HKND is not a single company, but a group of at least 15 different companies. These include Skyrizon Aircraft Holdings, registered in the British Virgin Islands and includes seven Dassault Falcon business jets. HKND includes the Southeast Asia Agriculture Development Group, which invests in mining and agriculture in Cambodia. HKND includes companies for investing in “sports and culture” and the arts. There’s also the telecom company Beijing Xinwei, of which Wang is chairman. This last company is associated with the Chinese military. Beijing Xinwei openly advertises its industrial-scale telecommunications projects, such as cellular towers and broadband communication standards. “Its goal has been more involved in industrial private networks, and so-called ‘special communications,’” reported Confidencial. “That is, government projects linked to the army, rather than the large local market of individual private telecommunications.”

According to the report, which cited a Guotai Jun’an Securities investment report, Xinwei is working on the People’s Liberation Army’s “brains of the future military network.” The newsweekly also refers to “special communications” as a Chinese industrial term for hardware “related to national interests, such as the military and public safety.” The nature of Xinwei’s involvement in Chinese military networks is unclear. Beijing is heavily focused on improving its strategic and operational-level communications, and has been for decades.

“The command automation data network can support domestic operations and conventional attack options along China’s borders,” Christopher Sterling and Cliff Lord noted in Military Communications: From Ancient Times to the 21st Century. “China still lags behind Western standards for controlling complex joint operations and lacks the robust architecture required to meet the demands of the modern battlefield.”

Part of Xinwei’s work with the PLA is in satellites. The company is working on a “wireless broadband platform” for the BeiDou system of navigation satellites — an alternative to the Global Positioning System and the Russian GLONASS. Xinwei is also working on a constellation of communications satellites. These could have military dual uses. And Xinwei has licenses to deal directly with the PLA, according to Confidencial.

But what does any of this have to do with the Nicaraguan canal?

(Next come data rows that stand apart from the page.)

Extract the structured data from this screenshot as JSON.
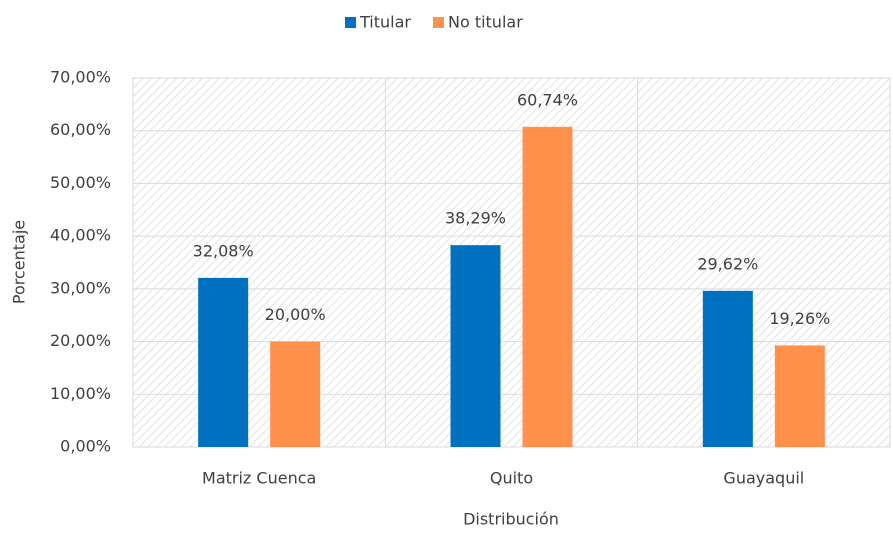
{
  "chart_data": {
    "type": "bar",
    "categories": [
      "Matriz Cuenca",
      "Quito",
      "Guayaquil"
    ],
    "series": [
      {
        "name": "Titular",
        "color": "#0070c0",
        "values": [
          32.08,
          38.29,
          29.62
        ],
        "value_labels": [
          "32,08%",
          "38,29%",
          "29,62%"
        ]
      },
      {
        "name": "No titular",
        "color": "#ff914d",
        "values": [
          20.0,
          60.74,
          19.26
        ],
        "value_labels": [
          "20,00%",
          "60,74%",
          "19,26%"
        ]
      }
    ],
    "xlabel": "Distribución",
    "ylabel": "Porcentaje",
    "ylim": [
      0,
      70
    ],
    "yticks": [
      {
        "value": 0,
        "label": "0,00%"
      },
      {
        "value": 10,
        "label": "10,00%"
      },
      {
        "value": 20,
        "label": "20,00%"
      },
      {
        "value": 30,
        "label": "30,00%"
      },
      {
        "value": 40,
        "label": "40,00%"
      },
      {
        "value": 50,
        "label": "50,00%"
      },
      {
        "value": 60,
        "label": "60,00%"
      },
      {
        "value": 70,
        "label": "70,00%"
      }
    ],
    "grid": true,
    "legend": "top"
  }
}
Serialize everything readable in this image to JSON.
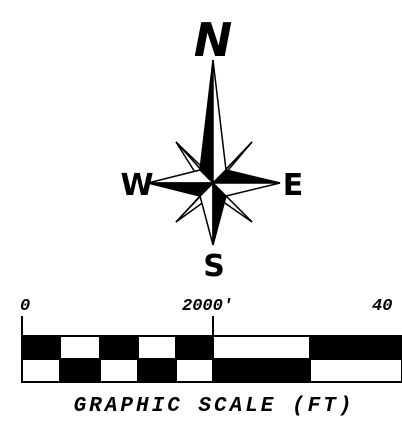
{
  "compass": {
    "north": "N",
    "west": "W",
    "east": "E",
    "south": "S"
  },
  "scale": {
    "labels": [
      "0",
      "2000'",
      "40"
    ],
    "title": "GRAPHIC SCALE (FT)"
  }
}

It has to do with who the beneficiaries of the project will be. As Nina Lakhani detailed in The Daily Beast, the project has blown up into a “mix of fury, fear and defiance not witnessed since the Contra War ended in 1988,” Lakhani wrote.

Nicaraguan activists are upset for several reasons. Not only because of inevitable land evictions to make way for the canal, but there’s the risk of environmental destruction — and allegations of Nicaraguan soldiers intimidating residents along the planned canal route.

“It’s less a concern about the Chinese military than it is an issue of transparency,” blogged James Bosworth, an analyst at Latin America advisory firm Southern Pulse. “If Nicaragua President Ortega has sold off the rights to the Canal to the Chinese government and military as a geopolitical project rather than a profitable development project for the country, then the Nicaraguan people have a right to know.”

There’s reasons to think the project is more the former than the latter. Not that there are no commercial interests for the canal project. But the fact that Beijing is leading the project and is the largest investor means it’s not simply about making money. A Nicaraguan canal would give China and alternative route if relations deteriorated to the point of an American blockade of Chinese shipping through Panama. A Nicaraguan canal could also be built to accommodate super-heavy containers used to ship agricultural products from Brazil to China, and Chinese goods in the opposite direction.

It’s worth noting the Panama Canal wasn’t simply about business when the United States constructed the corridor in the early 20th century. It was the means by which the U.S. would connect its coastlines and exercise naval supremacy over the Western Hemisphere. China’s canal in Nicaragua won’t amount to anything close to that. But it’s an insurance policy, and a foot into Central America.

Robert Beckhusen is a freelance writer and contributor to Offiziere.ch and War is Boring.